Both the "United States and Indiana constitutions prohibit a second prosecution for the same offense after an acquittal, a second prosecution for the same offense after a conviction, and multiple punishments for the same offense." Id. at 909. Initially, the State notes that Grabarczyk's bond was never formally revoked. Grabarczyk admits that "there was no bond revocation." Appellant's Brief at 7. If Grabarczyk's bond was never revoked, he could not have been subjected to multiple punishments or prosecutions for the same offense.
Moreover, even if Grabarczyk's bond had been actually revoked, his double jeopardy argument would fail. We recently addressed this exact issue in Wilcox. Id. at 908-914. In Wilcox, the defendant was released on bond pending trial on charges of battery and criminal conversion. Id. at 908. As a condition of bond, the trial court issued an order that the defendant have limited contact with the victim. Id. However, the defendant violated the order and a dispute ensued resulting in charges of battery and invasion of privacy against the defendant. Id. Additionally, as a result of her violation of the conditions of bond, the trial court temporarily revoked the defendant's bail. Id.
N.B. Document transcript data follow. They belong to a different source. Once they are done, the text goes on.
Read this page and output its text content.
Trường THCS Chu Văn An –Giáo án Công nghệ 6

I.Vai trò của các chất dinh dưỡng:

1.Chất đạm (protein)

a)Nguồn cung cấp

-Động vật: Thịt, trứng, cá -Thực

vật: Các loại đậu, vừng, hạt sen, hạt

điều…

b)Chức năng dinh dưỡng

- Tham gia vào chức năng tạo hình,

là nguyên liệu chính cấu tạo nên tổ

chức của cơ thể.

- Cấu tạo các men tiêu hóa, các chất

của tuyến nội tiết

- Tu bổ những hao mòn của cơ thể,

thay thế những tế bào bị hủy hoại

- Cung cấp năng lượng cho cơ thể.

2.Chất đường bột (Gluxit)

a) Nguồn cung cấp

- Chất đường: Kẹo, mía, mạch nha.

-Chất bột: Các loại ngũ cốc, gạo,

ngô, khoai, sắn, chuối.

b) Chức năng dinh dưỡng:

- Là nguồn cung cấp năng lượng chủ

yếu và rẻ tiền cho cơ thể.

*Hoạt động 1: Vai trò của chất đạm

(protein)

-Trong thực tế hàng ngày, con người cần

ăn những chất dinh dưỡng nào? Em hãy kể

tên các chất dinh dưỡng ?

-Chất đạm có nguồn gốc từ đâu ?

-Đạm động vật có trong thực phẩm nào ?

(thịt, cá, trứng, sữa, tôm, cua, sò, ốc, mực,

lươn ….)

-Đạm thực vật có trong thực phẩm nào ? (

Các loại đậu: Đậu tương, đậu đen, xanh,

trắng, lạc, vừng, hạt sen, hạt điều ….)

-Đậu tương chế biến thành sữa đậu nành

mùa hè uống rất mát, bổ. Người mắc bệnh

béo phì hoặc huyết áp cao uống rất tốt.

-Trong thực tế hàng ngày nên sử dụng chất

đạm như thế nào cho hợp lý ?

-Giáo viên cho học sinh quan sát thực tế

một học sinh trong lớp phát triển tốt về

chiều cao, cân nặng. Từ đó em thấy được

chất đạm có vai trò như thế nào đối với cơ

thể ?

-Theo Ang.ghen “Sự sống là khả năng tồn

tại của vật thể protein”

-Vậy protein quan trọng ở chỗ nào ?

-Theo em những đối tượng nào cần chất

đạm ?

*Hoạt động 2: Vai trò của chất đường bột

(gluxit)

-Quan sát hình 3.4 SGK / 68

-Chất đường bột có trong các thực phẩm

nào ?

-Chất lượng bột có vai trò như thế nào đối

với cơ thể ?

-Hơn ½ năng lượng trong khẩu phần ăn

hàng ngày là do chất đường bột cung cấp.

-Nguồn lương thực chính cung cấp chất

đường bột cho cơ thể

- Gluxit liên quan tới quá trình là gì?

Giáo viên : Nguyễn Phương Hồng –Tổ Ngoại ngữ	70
The defendant argued that her prosecution for battery and invasion of privacy violated "the Double Jeopardy clauses of both the federal and Indiana constitutions because she had already been subjected to jeopardy for the same matters during the bond revocation proceedings." Id. at 908-909. The trial court rejected the defendant's argument, and we held:
[W]e conclude that the General Assembly intended bail revocation to constitute a civil sanction, and we have not found the "clearest proof" that the sanction is so punitive in purpose or effect that the sanction is in reality criminal punishment. Thus, Wilcox was not put in constitutional jeopardy as a result of the bail revocation proceedings, and her pending prosecution for the conduct giving rise to the revocation of her bail is not barred by double jeopardy principles. Id. at 913-914.
Likewise, the revocation of Grabarczyk's bond is not so punitive in purpose or effect that the sanction is in reality criminal punishment. See id. Thus, the revocation of Grabarczyk's bond due to his violation of the conditions of his home detention and his prosecution for escape do not violate double jeopardy principles. See, e.g., id.
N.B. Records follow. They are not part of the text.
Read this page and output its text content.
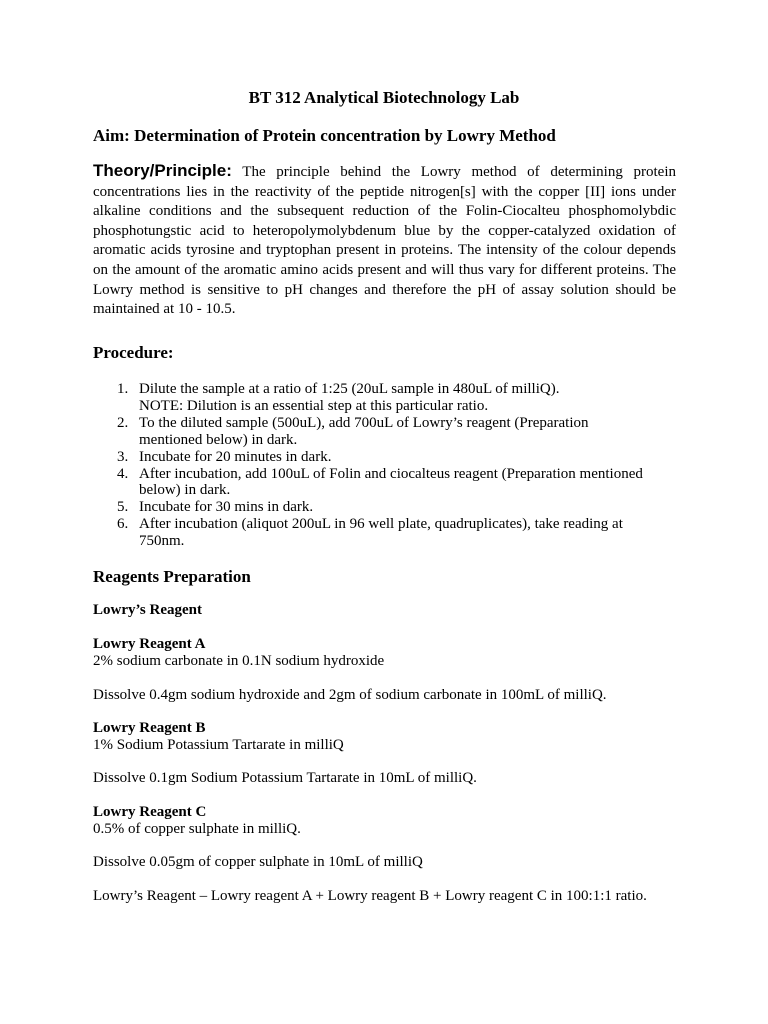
BT 312 Analytical Biotechnology Lab

Aim: Determination of Protein concentration by Lowry Method

Theory/Principle: The principle behind the Lowry method of determining protein concentrations lies in the reactivity of the peptide nitrogen[s] with the copper [II] ions under alkaline conditions and the subsequent reduction of the Folin-Ciocalteu phosphomolybdic phosphotungstic acid to heteropolymolybdenum blue by the copper-catalyzed oxidation of aromatic acids tyrosine and tryptophan present in proteins. The intensity of the colour depends on the amount of the aromatic amino acids present and will thus vary for different proteins. The Lowry method is sensitive to pH changes and therefore the pH of assay solution should be maintained at 10 - 10.5.

Procedure:
1. Dilute the sample at a ratio of 1:25 (20uL sample in 480uL of milliQ).
NOTE: Dilution is an essential step at this particular ratio.
2. To the diluted sample (500uL), add 700uL of Lowry’s reagent (Preparation
mentioned below) in dark.
3. Incubate for 20 minutes in dark.
4. After incubation, add 100uL of Folin and ciocalteus reagent (Preparation mentioned
below) in dark.
5. Incubate for 30 mins in dark.
6. After incubation (aliquot 200uL in 96 well plate, quadruplicates), take reading at
750nm.
Reagents Preparation

Lowry’s Reagent

Lowry Reagent A

2% sodium carbonate in 0.1N sodium hydroxide

Dissolve 0.4gm sodium hydroxide and 2gm of sodium carbonate in 100mL of milliQ.

Lowry Reagent B

1% Sodium Potassium Tartarate in milliQ

Dissolve 0.1gm Sodium Potassium Tartarate in 10mL of milliQ.

Lowry Reagent C

0.5% of copper sulphate in milliQ.

Dissolve 0.05gm of copper sulphate in 10mL of milliQ

Lowry’s Reagent – Lowry reagent A + Lowry reagent B + Lowry reagent C in 100:1:1 ratio.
For the foregoing reasons, we affirm Grabarczyk's conviction for escape as a class D felony.
FRIEDLANDER, J., and BROOK, C. J., concur
1. Ind. Code § 35-44-3-5(b).
2. We direct Grabarczyk's attention to Ind. Appellate Rule 46(A)(10), which requires an appellant's brief to "include any written opinion, memorandum of decision or findings of fact and conclusions thereon relating to the issues raised on appeal."
3. Ind. Code § 35-41-1-18 provides: (a) "Lawful detention" means: (1)arrest; (2)custody following surrender in lieu of arrest; (3)detention in a penal facility; (4)detention in a facility for custody of persons alleged or found to be delinquent children; (5)detention under a law authorizing civil commitment in lieu of criminal proceedings or authorizing such detention while criminal proceedings are held in abeyance; (6)detention for extradition or deportation; (7)placement in a community corrections program's residential facility; (8)electronic monitoring; (9)custody for purposes incident to any of the above including transportation, medical diagnosis or treatment, court appearances, work, or recreation; or (10)any other detention for law enforcement purposes. (b) Except as provided in subsection (a)(7) and (a)(8), the term does not include supervision of a person on probation or parole or constraint incidental to release with or without bail.